Our big projects demand very large budgets – it’s no longer the year 2005, and we’ve grown older. Of course, each game’s success contributes to the company’s reputation, attracting investors and prospective partners.

6. Have you ever played Limbo? What’s your opinion on the game?

We liked it very much. That’s one great game.

7. Ahem. It’s a Russian studio, so can one hope for a Russian dub or at least for subtitles (Cap Obvious, yeah)?

Aye, Cap. I can only once again quote what we have said on our social networks pages: “All our activity on Kickstarter might have created an impression of us going West for a fast buck, flirting with foreign capitals, and considering Russian-speaking players no longer worth our attention.
“That is not true! Time and again we have said and keep saying that we work first and foremost for you. We make Russian games about Russian reality (however strange that may sound) and in Russian language. And only then we get them translated into other languages, and pretty reluctantly at that – because, well, it just needs to be done.”

8. How is the game going to be distributed? On what platforms? Are we going to learn the back-story of how the character ended up alone in a house in the forest? Is there going to be any plot? What excitement besides new rooms and monsters can we expect? The project looks interesting, but it’s not clear what it offers, besides the given and predefined items and ghosts. Is there going to be some kind of encyclopedia telling about each monster and/or protection against them? How can one earn and open new elements of defense? Are the changes going to be visible in an improved room? Is there going to be an editor, an option to create your own rooms or houses? What are we gonna do during the “day”? Hope we won’t have to start the game all over if we lose?

One at a time.

1) Distribution will most likely be digital only. I repeat, Knock-Knock is a pretty short game. If a publisher offers us to release a collector’s edition (like it happened to Samorost, for example) we are very probably going to agree.

2) Definitely for PC and Mac, and only a capital force majeure can prevent the release of iOs and Android versions. As for the version for Linux – the subject of incessant questioning during our Kickstarter campaign – well, that depends on when Unity provides the announced Linux support.

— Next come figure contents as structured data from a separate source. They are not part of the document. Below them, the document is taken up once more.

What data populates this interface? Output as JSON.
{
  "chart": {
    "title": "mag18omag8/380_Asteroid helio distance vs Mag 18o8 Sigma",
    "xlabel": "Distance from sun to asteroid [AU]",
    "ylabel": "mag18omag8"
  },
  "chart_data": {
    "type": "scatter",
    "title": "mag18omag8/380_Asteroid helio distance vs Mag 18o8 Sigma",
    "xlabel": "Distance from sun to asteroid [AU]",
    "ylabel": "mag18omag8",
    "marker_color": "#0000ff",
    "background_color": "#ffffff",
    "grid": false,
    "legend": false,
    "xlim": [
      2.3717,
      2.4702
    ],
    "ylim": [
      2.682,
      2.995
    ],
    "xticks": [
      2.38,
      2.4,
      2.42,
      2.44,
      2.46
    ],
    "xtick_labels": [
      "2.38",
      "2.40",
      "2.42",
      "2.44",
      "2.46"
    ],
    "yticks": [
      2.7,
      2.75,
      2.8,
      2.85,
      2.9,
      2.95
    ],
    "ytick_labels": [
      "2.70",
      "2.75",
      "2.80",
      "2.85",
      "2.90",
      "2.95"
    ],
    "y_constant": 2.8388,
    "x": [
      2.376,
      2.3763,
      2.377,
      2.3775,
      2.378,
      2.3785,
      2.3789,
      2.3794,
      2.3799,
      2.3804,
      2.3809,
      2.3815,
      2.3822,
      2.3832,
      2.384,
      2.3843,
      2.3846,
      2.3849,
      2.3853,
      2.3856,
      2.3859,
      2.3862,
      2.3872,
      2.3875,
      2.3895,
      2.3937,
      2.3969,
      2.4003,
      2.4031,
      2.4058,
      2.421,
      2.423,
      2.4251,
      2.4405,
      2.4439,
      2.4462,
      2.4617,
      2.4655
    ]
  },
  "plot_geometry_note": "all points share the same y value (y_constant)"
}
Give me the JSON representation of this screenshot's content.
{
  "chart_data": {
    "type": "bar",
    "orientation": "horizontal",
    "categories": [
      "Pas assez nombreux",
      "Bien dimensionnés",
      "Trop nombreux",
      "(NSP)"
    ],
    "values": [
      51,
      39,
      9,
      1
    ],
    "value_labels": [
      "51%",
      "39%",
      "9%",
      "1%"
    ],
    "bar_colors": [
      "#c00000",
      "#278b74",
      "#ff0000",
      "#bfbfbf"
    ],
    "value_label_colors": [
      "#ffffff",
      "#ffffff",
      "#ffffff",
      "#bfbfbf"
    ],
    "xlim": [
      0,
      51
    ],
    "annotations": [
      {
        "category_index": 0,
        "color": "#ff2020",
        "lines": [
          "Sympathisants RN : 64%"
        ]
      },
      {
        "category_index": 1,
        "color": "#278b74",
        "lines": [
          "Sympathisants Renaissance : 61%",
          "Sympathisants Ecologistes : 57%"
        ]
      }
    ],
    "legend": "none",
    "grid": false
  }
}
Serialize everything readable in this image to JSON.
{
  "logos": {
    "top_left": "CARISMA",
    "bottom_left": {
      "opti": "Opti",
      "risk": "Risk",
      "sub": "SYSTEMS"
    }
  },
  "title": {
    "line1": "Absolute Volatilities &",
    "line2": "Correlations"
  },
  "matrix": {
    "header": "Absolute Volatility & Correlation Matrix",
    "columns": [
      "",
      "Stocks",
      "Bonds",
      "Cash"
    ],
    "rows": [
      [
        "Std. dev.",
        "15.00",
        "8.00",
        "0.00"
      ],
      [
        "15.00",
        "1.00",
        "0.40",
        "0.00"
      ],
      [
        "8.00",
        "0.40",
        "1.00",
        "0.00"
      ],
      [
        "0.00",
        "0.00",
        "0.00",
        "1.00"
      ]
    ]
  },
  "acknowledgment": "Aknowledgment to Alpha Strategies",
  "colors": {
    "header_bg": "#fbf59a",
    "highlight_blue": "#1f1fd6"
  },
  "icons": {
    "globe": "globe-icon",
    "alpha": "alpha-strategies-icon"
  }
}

3) No, there isn’t and cannot be any back-story, because we ourselves know nothing of it and find making stuff up unacceptable.

4) Yes, there is going to be a plot. A bit atypical for Ice-Pick Lodge, but I’m certain it will allow to interpret the game’s events in more than one way. Again, in this situation we have no right to go into a “flight of fantasy” mode, having to make do with cautious suggestions and hints.

5) You flatter us. Are you saying the Ice-Picks have managed to entertain? There was an attempt with Cargo!, and not a very successful one. )

6) No, there will be no encyclopedia, and no monsters in a conventional sense either – seems like there’s just one monster in all.

7) There’s no defense against monsters as well. No weapons, no escape. All such questions, I suppose, stem from a misinterpretation of the game’s genre. It’s not a tower defense, as has been sometimes assumed on forums and in announcement commentaries. It’s a pure survival game. The threat indeed acts differently in different circumstances, and it looks different – and these “manifestations” can be taken for different “enemy types” of sorts. But we’re doing everything to make it impossible to calculate an optimum fighting strategy. It’s a game of intuitive, not calculated decisions. However, you will be able to work out an optimum survival strategy.

8) Room improvement is a development vestige, to be discarded with a 99% probability.

9) The editor, now, is another matter. As I have mentioned, this game is a kind of reconstruction of one certain event. We re-create it. And when we’re done with that, then, I think, we’ll be able to release a DLC – and go to town with it, include an editor, an arena, whatever we can think of. We’ll see.

10) At “day” we’re going to sleep like a log after a dreadful sleepless night.

11) We’ll decide on that after the very first week of beta.

9. Do rooms open at random, or do we have some influence/choice in the matter?

We ourselves are not yet sure what version to pick. In fact, we don’t think it’s all that critical.

Thank you, and good luck with the project!